While not all political appointees require confirmation by the Senate, they nonetheless take time for an administration to find, vet and prepare. 

"As with any transition, there are a lot of moving pieces and the question is what priority is given to one piece or the other," said Stephen Shay, an adjunct professor at Boston College Law School and the former deputy assistant Treasury secretary of international tax affairs from 2009 to 2011. "Secretary-designate Yellen obviously is the key person in deciding with the transition team who she wants to consider for tax roles, and that process can be and probably already is starting."

Former Federal Reserve Chair Janet Yellen was named Monday as Biden's choice for Treasury secretary.

Once in place, the officials will face a steep learning curve to understand not only the policy details of the OECD proposals, but also the negotiating partners.

"This isn't going to be like a normal situation where the new appointee can get to know his counterparts at other countries and the OECD at coffee breaks and less formal settings. He's just going to have to jump into Zoom meetings," said Jenn, who is now a partner at McDermott, Will & Emery LLP. "That's going to be a very challenging environment to really hash things out." 

But the biggest question for observers of the process is whether the new administration, taking office at a time of monumental challenges and crises, will prioritize the digital tax negotiations. While OECD officials have said the economic impact of disunity on digital taxes could be a significant global hit, it's still only one of dozens of issues on the Biden administration's radar.

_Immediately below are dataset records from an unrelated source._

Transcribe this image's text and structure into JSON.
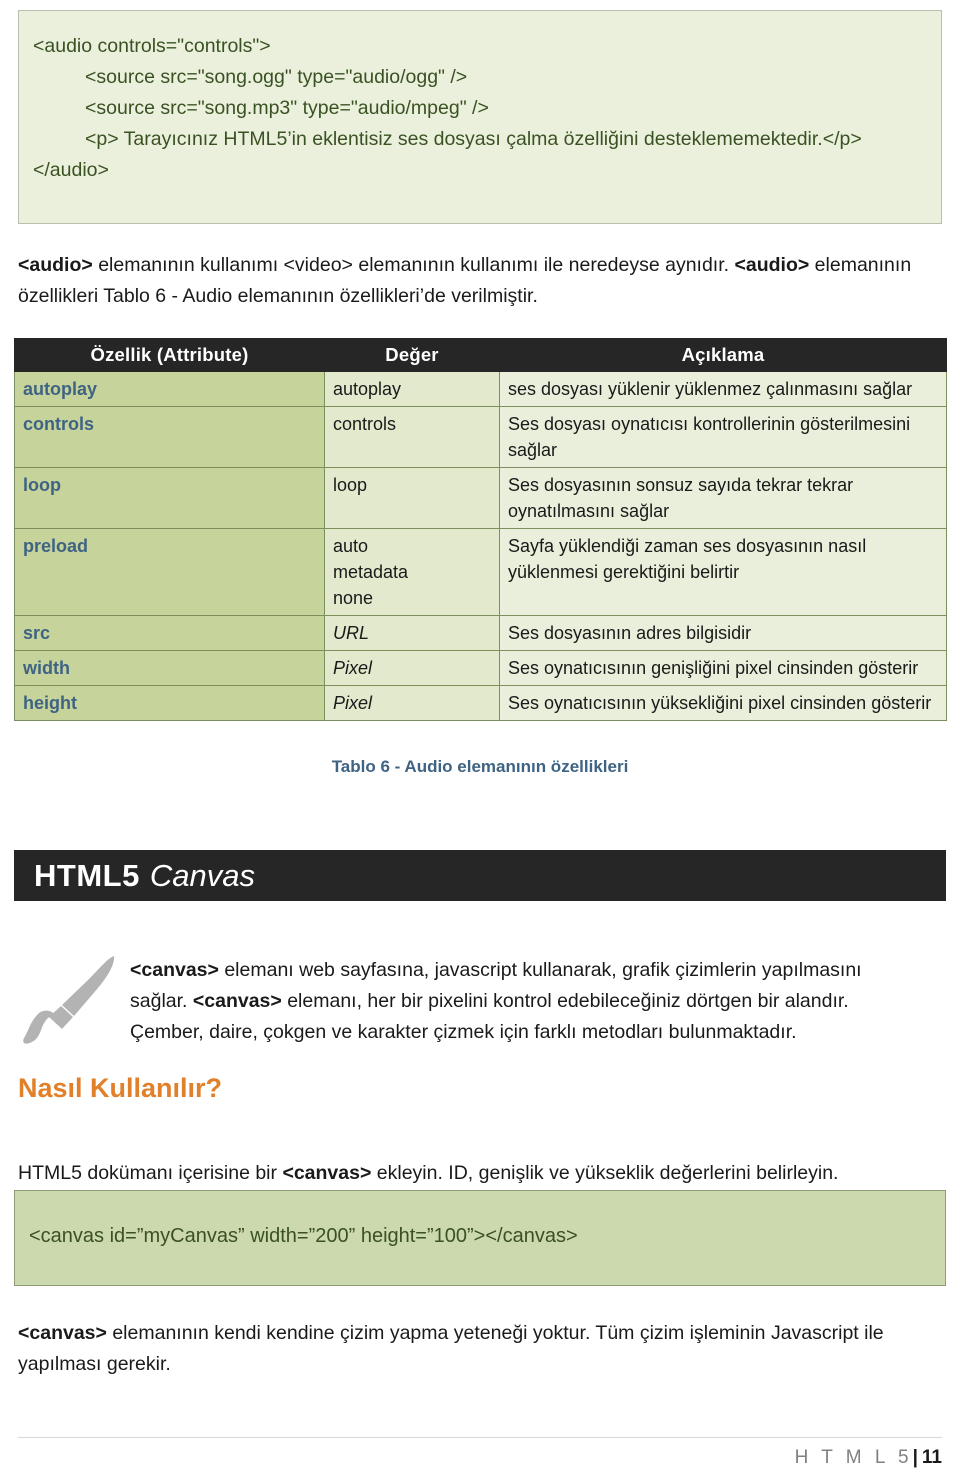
{
  "code_top": {
    "lines": [
      {
        "text": "<audio controls=\"controls\">",
        "indent": 0
      },
      {
        "text": "<source src=\"song.ogg\" type=\"audio/ogg\" />",
        "indent": 1
      },
      {
        "text": "<source src=\"song.mp3\" type=\"audio/mpeg\" />",
        "indent": 1
      },
      {
        "text": "<p> Tarayıcınız HTML5’in eklentisiz ses dosyası çalma özelliğini desteklememektedir.</p>",
        "indent": 1
      },
      {
        "text": "</audio>",
        "indent": 0
      }
    ]
  },
  "audio_intro": {
    "part1_bold": "<audio>",
    "part2": " elemanının kullanımı <video> elemanının kullanımı ile neredeyse aynıdır. ",
    "part3_bold": "<audio>",
    "part4": " elemanının özellikleri Tablo 6 - Audio  elemanının özellikleri’de verilmiştir."
  },
  "table": {
    "headers": [
      "Özellik (Attribute)",
      "Değer",
      "Açıklama"
    ],
    "rows": [
      {
        "attribute": "autoplay",
        "values": [
          "autoplay"
        ],
        "value_italic": false,
        "description": "ses dosyası yüklenir yüklenmez çalınmasını sağlar"
      },
      {
        "attribute": "controls",
        "values": [
          "controls"
        ],
        "value_italic": false,
        "description": "Ses dosyası oynatıcısı kontrollerinin gösterilmesini sağlar"
      },
      {
        "attribute": "loop",
        "values": [
          "loop"
        ],
        "value_italic": false,
        "description": "Ses dosyasının sonsuz sayıda tekrar tekrar oynatılmasını sağlar"
      },
      {
        "attribute": "preload",
        "values": [
          "auto",
          "metadata",
          "none"
        ],
        "value_italic": false,
        "description": "Sayfa yüklendiği zaman ses dosyasının nasıl yüklenmesi gerektiğini belirtir"
      },
      {
        "attribute": "src",
        "values": [
          "URL"
        ],
        "value_italic": true,
        "description": "Ses dosyasının adres bilgisidir"
      },
      {
        "attribute": "width",
        "values": [
          "Pixel"
        ],
        "value_italic": true,
        "description": "Ses oynatıcısının  genişliğini pixel cinsinden gösterir"
      },
      {
        "attribute": "height",
        "values": [
          "Pixel"
        ],
        "value_italic": true,
        "description": "Ses oynatıcısının yüksekliğini pixel cinsinden gösterir"
      }
    ],
    "caption": "Tablo 6 - Audio  elemanının özellikleri"
  },
  "banner": {
    "title_bold": "HTML5",
    "title_italic": "Canvas"
  },
  "canvas_desc": {
    "b1": "<canvas>",
    "t1": " elemanı web sayfasına,  javascript kullanarak, grafik çizimlerin yapılmasını sağlar. ",
    "b2": "<canvas>",
    "t2": " elemanı, her bir pixelini kontrol edebileceğiniz dörtgen bir alandır. Çember, daire, çokgen ve karakter çizmek için farklı metodları bulunmaktadır."
  },
  "how_to_heading": "Nasıl Kullanılır?",
  "ekleyin": {
    "t1": "HTML5 dokümanı içerisine bir ",
    "b1": "<canvas>",
    "t2": " ekleyin. ID, genişlik ve yükseklik değerlerini belirleyin."
  },
  "code_bottom": {
    "line": "<canvas id=”myCanvas” width=”200” height=”100”></canvas>"
  },
  "canvas_end": {
    "b1": "<canvas>",
    "t1": " elemanının kendi kendine çizim yapma yeteneği yoktur. Tüm çizim işleminin Javascript ile yapılması gerekir."
  },
  "footer": {
    "doc_label": "H T M L 5",
    "separator": "|",
    "page_number": "11"
  },
  "colors": {
    "code_top_bg": "#eaf0db",
    "code_bottom_bg": "#ccd8ad",
    "code_text": "#3a5223",
    "table_header_bg": "#262626",
    "table_attr_bg": "#c6d49b",
    "table_value_bg": "#e2e9cd",
    "table_desc_bg": "#e9efdb",
    "attr_text": "#3f6383",
    "caption_text": "#3f6383",
    "banner_bg": "#262626",
    "heading_orange": "#e0802b",
    "brush_gray": "#b3b3b3"
  }
}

Barbara Angus, global tax policy leader for EY, said she believed Biden's team was looking into the issue, but hoped the rest of the world didn't underestimate the challenge that the transition would present. 

"I'm confident that thinking about this has begun, but it will take some time," she said while appearing at a web conference held by the International Fiscal Association on Tuesday. "I appreciate that there is urgency about this, but I'm hopeful that the rest of the world will also appreciate that it will take some time for the new administration to be thoughtful about a really difficult topic."

Bruno Le Maire, the French minister of economy and finance and a strong proponent of greater taxation of tech multinationals, said at a public event on Monday that he would soon talk with Biden's advisers about the digital services tax and OECD negotiations, according to news reports. Biden's team did not confirm the meeting.

After the public consultation on Jan. 14 and 15, the inclusive framework — an advisory council to the OECD made up of 137 nations and territories that must also sign off on the agreement — will meet at the end of the month, according to Pascal Saint-Amans, the OECD's director for tax and administration. 

After that, there would be an uncertain period of "no man's land," as the organization continues to develop the proposals and waits for an "interlocutor" from the U.S. to participate, Saint-Amans said during a web panel hosted by the University of Oxford on Monday.

Saint-Amans did not comment further on the process to Law360 when asked. The Biden transition team and the Treasury Department did not respond to requests for further comment.